Nell'ambito di un'università europea che da oltre un decennio sta cercando di ristabilirsi all'interno di un mondo globalizzato, nel quale il sistema educativo dell'economia della cultura sembrava si stesse indebolendo rispetto a Stati uniti e Giappone, l'occupabilità dei diplomati è diventato uno degli elementi centrali del dibattito. Ancor più in tempi di crisi e con le università che negli ultimi decenni sono passate dall'elitismo a quella che è stata definita l'università di massa: nel 1980 erano presenti 50 milioni di studenti universitari nel mondo; nel 1995 sono saliti a 82 milioni e nel 2009 a 170 secondo l'Unesco.

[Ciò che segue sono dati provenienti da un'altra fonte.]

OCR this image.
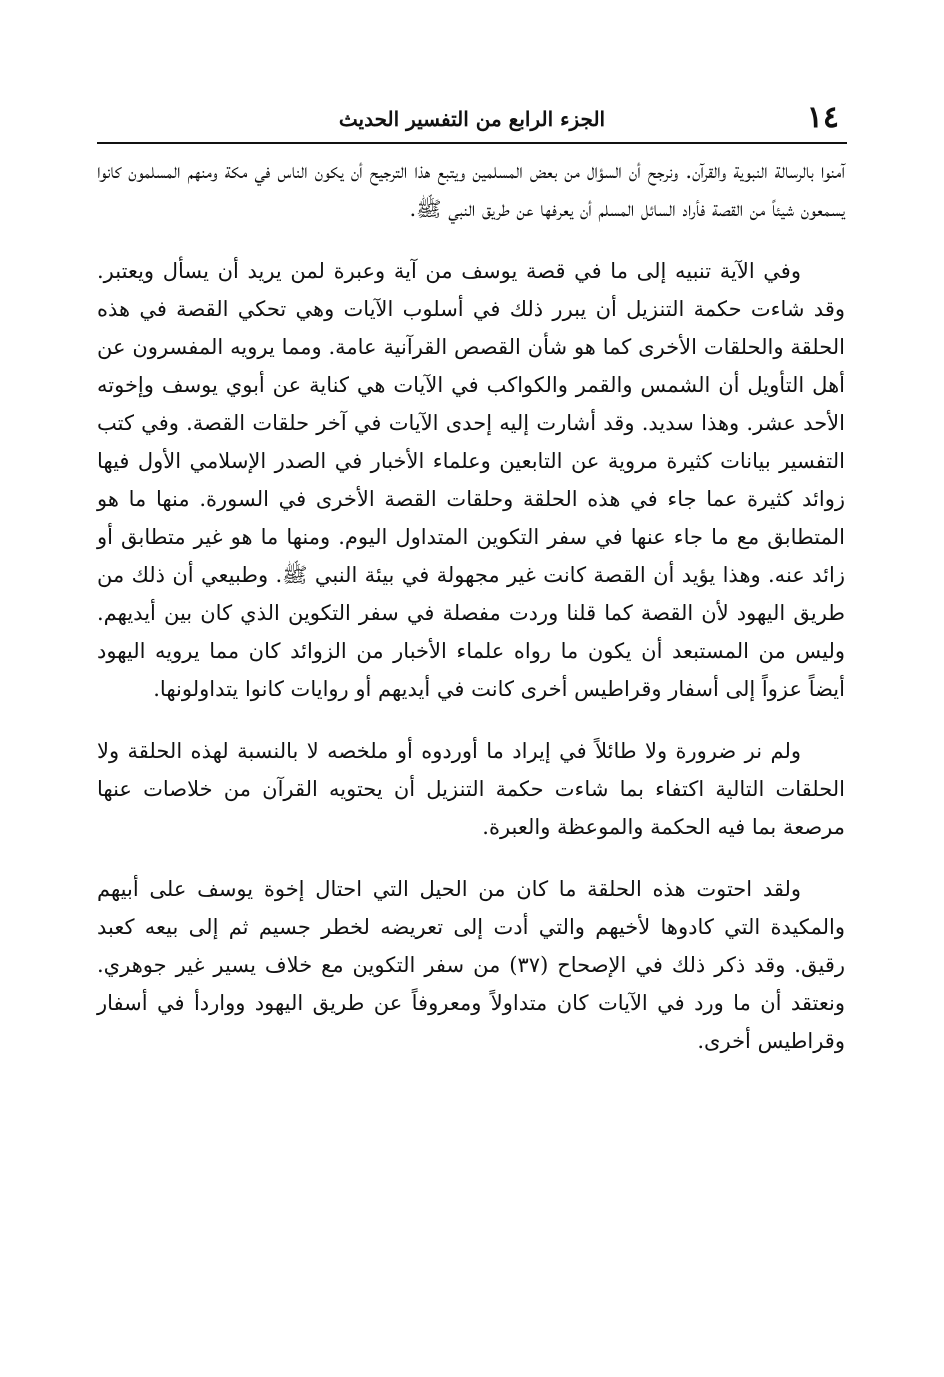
١٤
الجزء الرابع من التفسير الحديث

آمنوا بالرسالة النبوية والقرآن. ونرجح أن السؤال من بعض المسلمين ويتبع هذا الترجيح أن يكون الناس في مكة ومنهم المسلمون كانوا يسمعون شيئاً من القصة فأراد السائل المسلم أن يعرفها عن طريق النبي ﷺ.

وفي الآية تنبيه إلى ما في قصة يوسف من آية وعبرة لمن يريد أن يسأل ويعتبر. وقد شاءت حكمة التنزيل أن يبرر ذلك في أسلوب الآيات وهي تحكي القصة في هذه الحلقة والحلقات الأخرى كما هو شأن القصص القرآنية عامة. ومما يرويه المفسرون عن أهل التأويل أن الشمس والقمر والكواكب في الآيات هي كناية عن أبوي يوسف وإخوته الأحد عشر. وهذا سديد. وقد أشارت إليه إحدى الآيات في آخر حلقات القصة. وفي كتب التفسير بيانات كثيرة مروية عن التابعين وعلماء الأخبار في الصدر الإسلامي الأول فيها زوائد كثيرة عما جاء في هذه الحلقة وحلقات القصة الأخرى في السورة. منها ما هو المتطابق مع ما جاء عنها في سفر التكوين المتداول اليوم. ومنها ما هو غير متطابق أو زائد عنه. وهذا يؤيد أن القصة كانت غير مجهولة في بيئة النبي ﷺ. وطبيعي أن ذلك من طريق اليهود لأن القصة كما قلنا وردت مفصلة في سفر التكوين الذي كان بين أيديهم. وليس من المستبعد أن يكون ما رواه علماء الأخبار من الزوائد كان مما يرويه اليهود أيضاً عزواً إلى أسفار وقراطيس أخرى كانت في أيديهم أو روايات كانوا يتداولونها.

ولم نر ضرورة ولا طائلاً في إيراد ما أوردوه أو ملخصه لا بالنسبة لهذه الحلقة ولا الحلقات التالية اكتفاء بما شاءت حكمة التنزيل أن يحتويه القرآن من خلاصات عنها مرصعة بما فيه الحكمة والموعظة والعبرة.

ولقد احتوت هذه الحلقة ما كان من الحيل التي احتال إخوة يوسف على أبيهم والمكيدة التي كادوها لأخيهم والتي أدت إلى تعريضه لخطر جسيم ثم إلى بيعه كعبد رقيق. وقد ذكر ذلك في الإصحاح (٣٧) من سفر التكوين مع خلاف يسير غير جوهري. ونعتقد أن ما ورد في الآيات كان متداولاً ومعروفاً عن طريق اليهود وواردأ في أسفار وقراطيس أخرى.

La mappa dell'occupazione in Europa dipende dal Paese e dal corso considerati (c'è meno disoccupazione nel settore dell'ingegneria o della salute rispetto a quello delle scienze sociali). «Ma quello che abbiamo osservato sono le differenze tradizionali, con migliori prospettive lavorative nel Nord Europa e peggiori nei Paesi mediterranei, specialmente in Spagna» riassume l'esperto dell’Università di Maastricht, Rolf van der Velden. Si possono tracciare linee abbastanza nette tra i Paesi, considerando le cifre di disoccupazione dei laureati tra i 25 e i 29 anni (dal 2,8% della Germania e dal 5,2% del Regno Unito fino al 20,2% della Spagna o al 16% dell'Italia, passando per il 9,3% della Polonia). Il problema non è solo dell'università, ma anche del mercato del lavoro: «Bisogna essere in due per ballare il tango», aggiunge Van der Velden. La preoccupazione è comune in tutta Europa, poiché in molti dei Paesi in cui i laureati trovano lavoro più facilmente, ci si scontra con il problema dell'overqualification (il lavoro richiede un livello d’istruzione inferiore rispetto a quello posseduto dal laureato): in Francia, Germania o Regno Unito la cifra è superiore al 20%, in Spagna, con una percentuale del 33%, il dato va a sommarsi a quello della disoccupazione giovanile. La dicotomia in genere è: più specializzazione o più capacità trasversali? Con un numero crescente di laureati, sostiene Van der Velden, «gli studenti cercano altre forme per distinguersi» attraverso master, corsi post-laurea (a volte elitari e cari), esperienza internazionale... qualcosa che possa, in definitiva, fare la differenza quando si trova un posto nel mercato lavorativo.